I send thanks to Attorney James M. Beck of the Philadelphia office of the Reed Smith law firm for bringing this case to my attention.

Source of image: Photo by Ron Lach on www.pexels.com.

Summary Judgment Granted in Trip and Fall Case Due to Lack of Evidence of Actual or Constructive Knowledge


In the case of Hendershot v. Wal-Mart, Inc., No. 5:21-CV-02422-JMG (E.D. Pa. July 11, 2022 Gallagher, J.), the court granted summary judgment in favor of the Defendant in a slip and fall case.
According to the Opinion, the Plaintiff asserted that she tripped and fell on a rolled up mat in the entryway of the Wal-Mart store.  At her deposition the Plaintiff admitted that she could only speculate as to how the mat became in a rolled up state.  The Plaintiff also admitted that she could not testify as to how long the mat had been in that condition before she encountered it.   

The court noted that the record did not establish that the Defendant had any actual or constructive notice of any alleged condition that allegedly caused the Plaintiff to fall. Moreover, the court stated that there was no evidence presented by the Plaintiff that the Defendant was responsible for the alleged condition that allegedly caused the Plaintiff to fall.

The court additionally found that the lack of any evidence that the condition was a recurring one precluded any finding of actual notice on the part of the Defendant. 
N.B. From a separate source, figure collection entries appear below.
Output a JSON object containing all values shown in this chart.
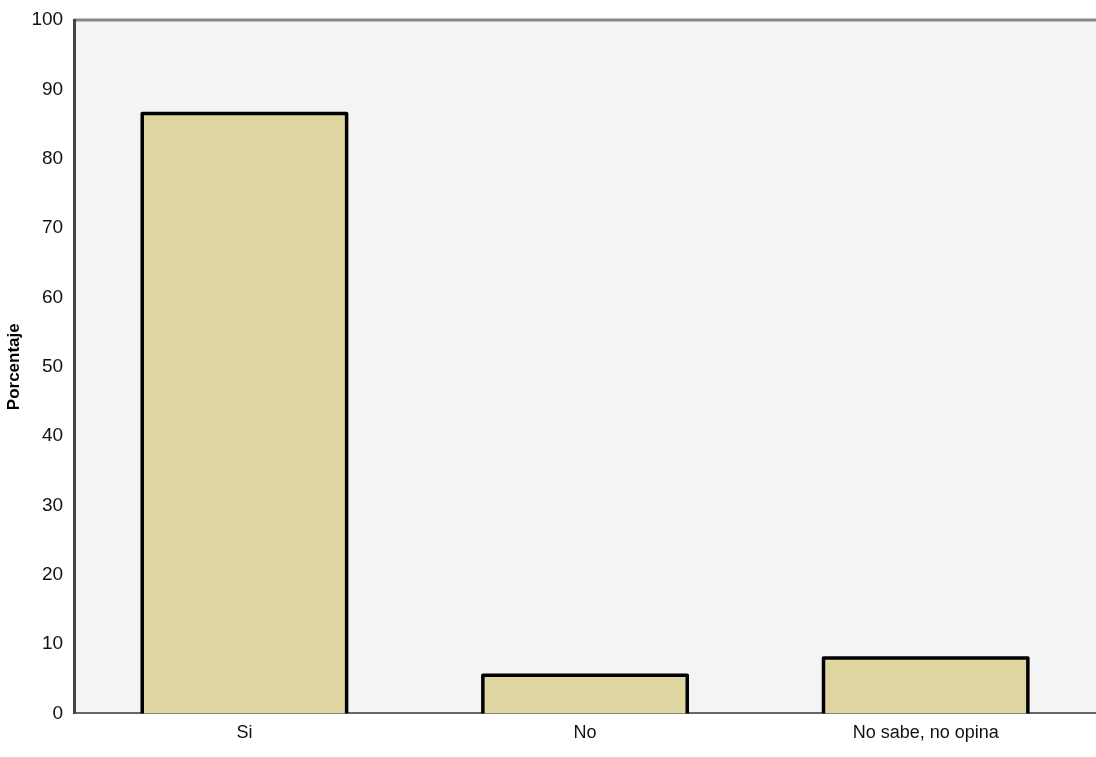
{
  "chart_data": {
    "type": "bar",
    "ylabel": "Porcentaje",
    "categories": [
      "Si",
      "No",
      "No sabe, no opina"
    ],
    "values": [
      86.5,
      5.5,
      8
    ],
    "color": "#ded5a0",
    "ylim": [
      0,
      100
    ],
    "yticks": [
      0,
      10,
      20,
      30,
      40,
      50,
      60,
      70,
      80,
      90,
      100
    ],
    "grid": false,
    "legend": false
  }
}
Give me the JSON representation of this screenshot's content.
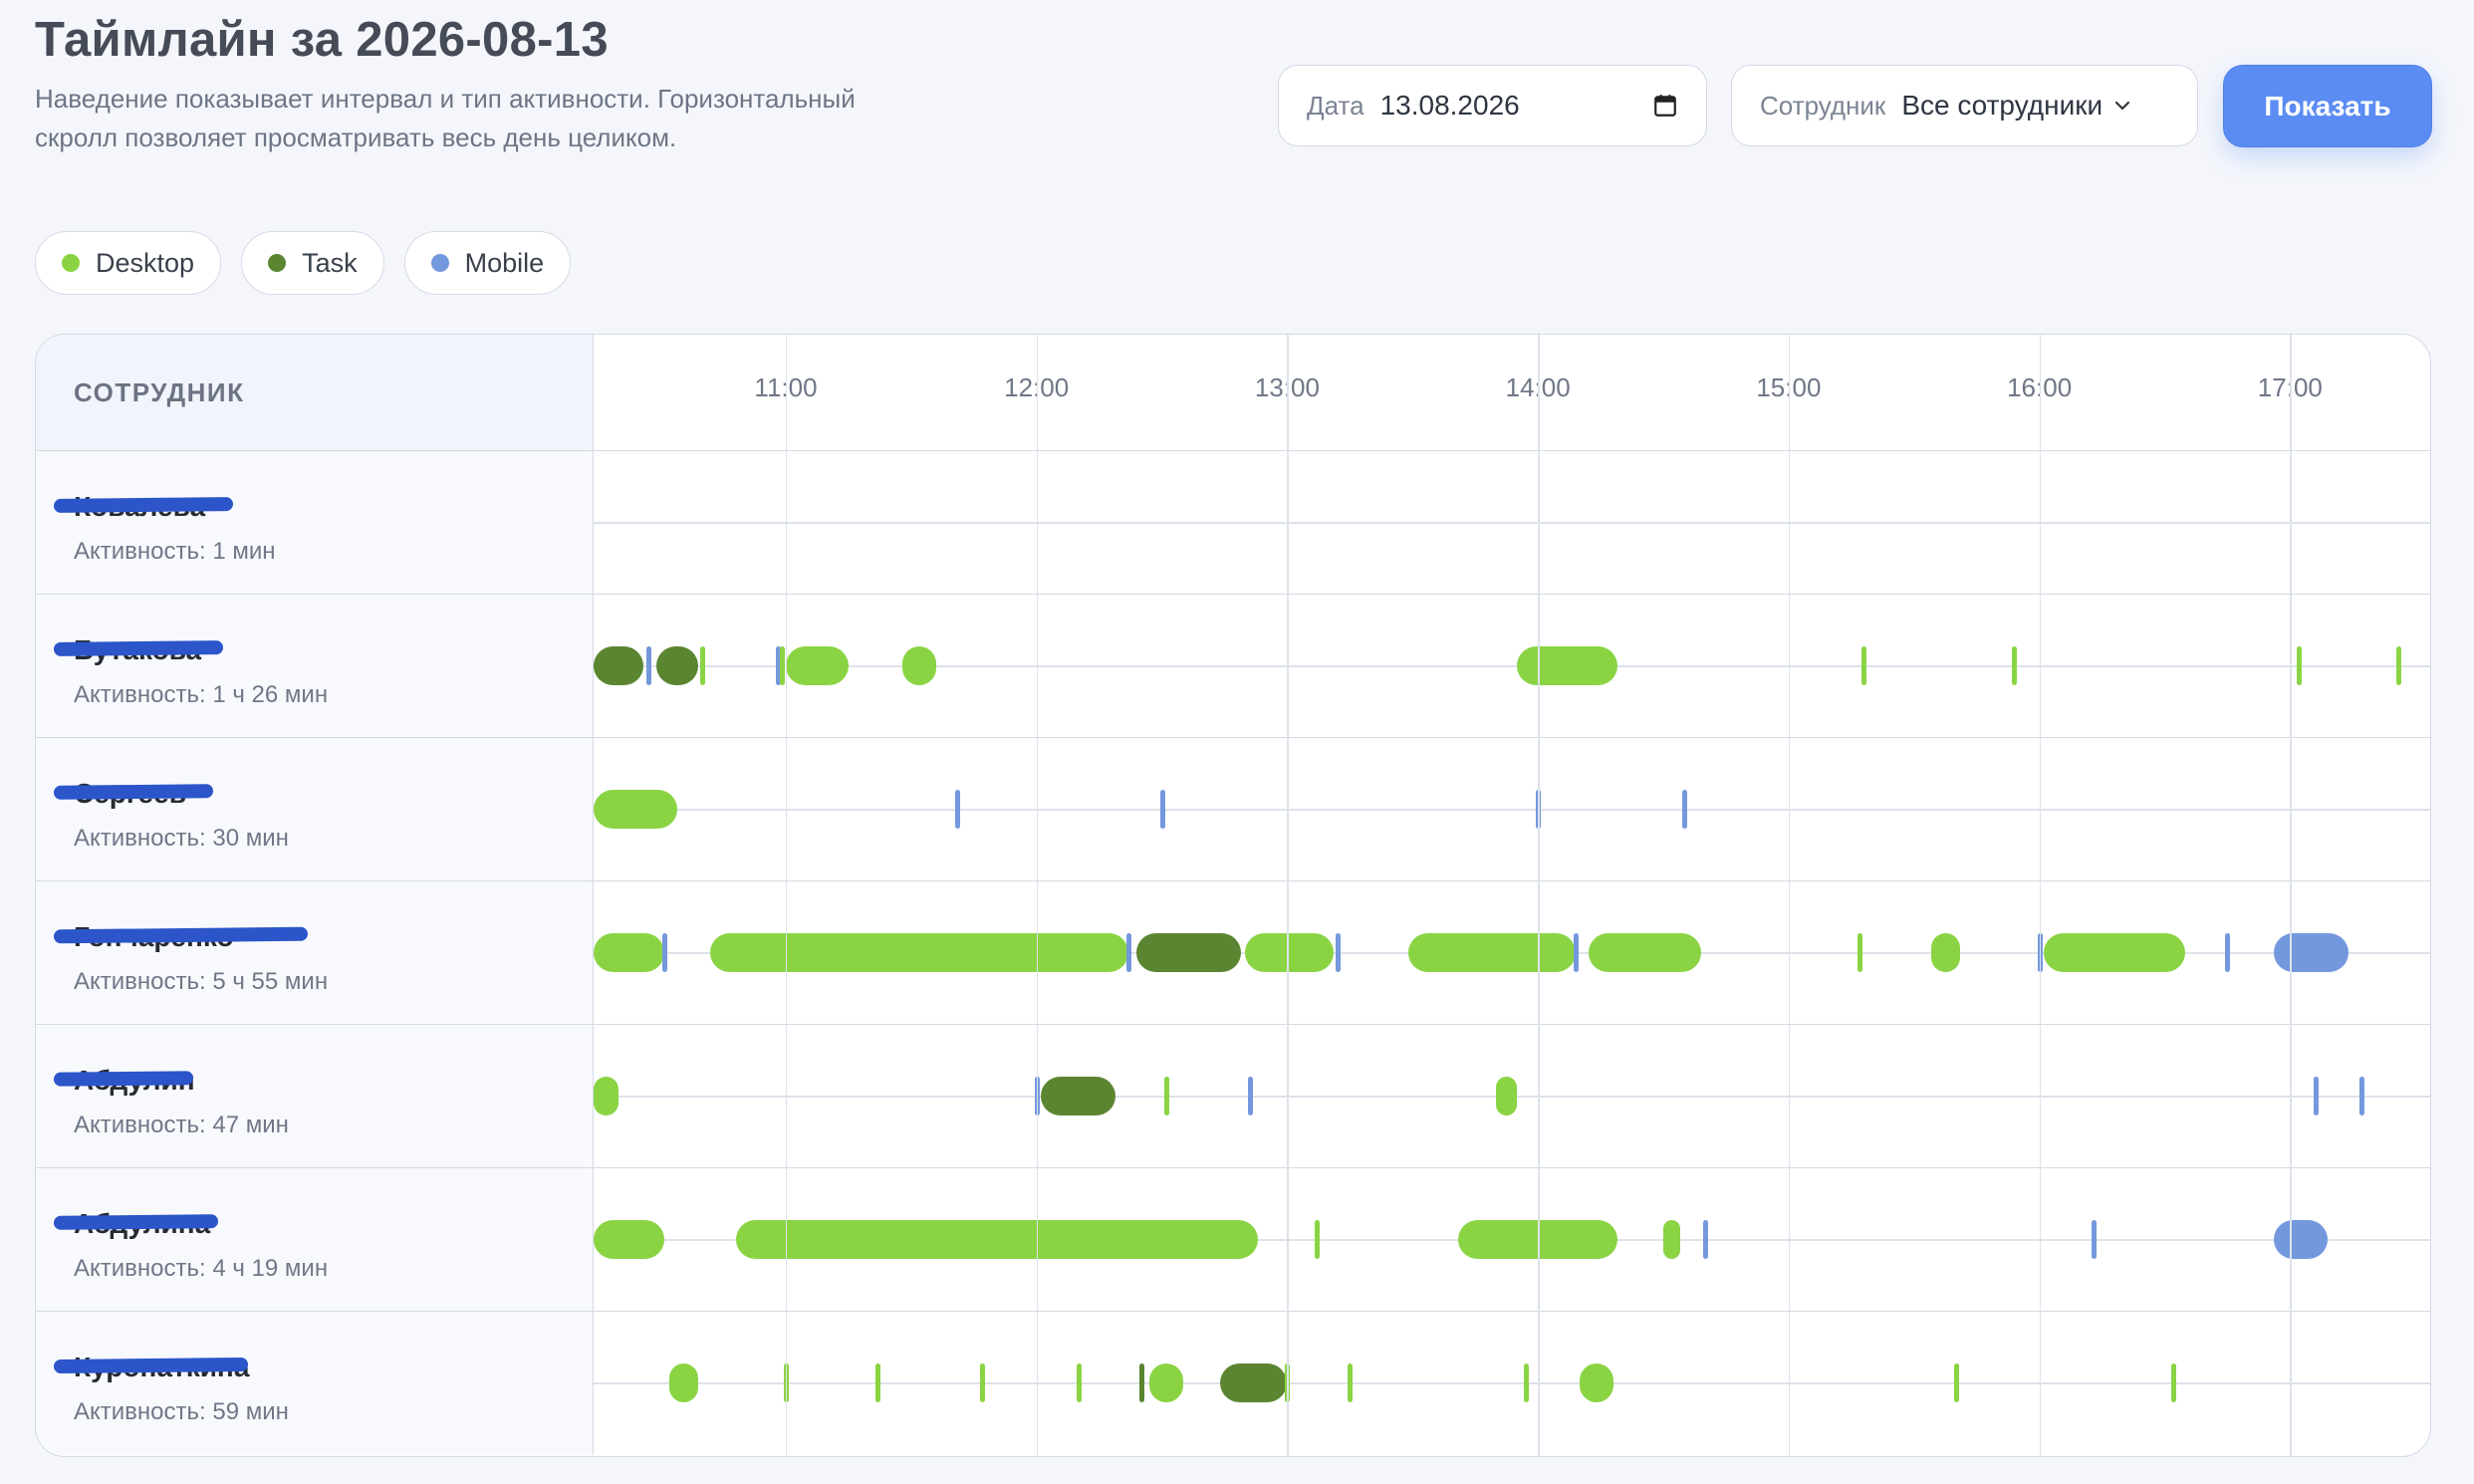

It was also emphasized by the Court that the Plaintiff had not presented any evidence of the passage of time that was sufficient to support a claim of constructive notice on the part of the Defendant.

As such, summary judgment was granted in favor of the Defendant.

Anyone wishing to review a copy of this decision may click this LINK.


I send thanks to Attorney James M. Beck of the Philadelphia office of the Reed Smith law firm for bringing this case to my attention.

Monday, August 1, 2022

Opinions or Insults Cannot Support a Defamation Claim



In the case of Durando v. The Trustees of the U. of Penn., No. 21-756 (E.D. Pa. June 17, 2022 Beetlestone, J.), the court granted a Defendant’s Motion for Summary Judgment and dismissed a Plaintiff’s Amended Complaint in a defamation action.

The court ruled that the Plaintiff’s defamation claim failed where the alleged statements at issue constituted non-actionable opinion or hyperbolic insults. The court additionally noted that, based upon the record before the court, the Plaintiff could not prove a reputational injury or a financial loss.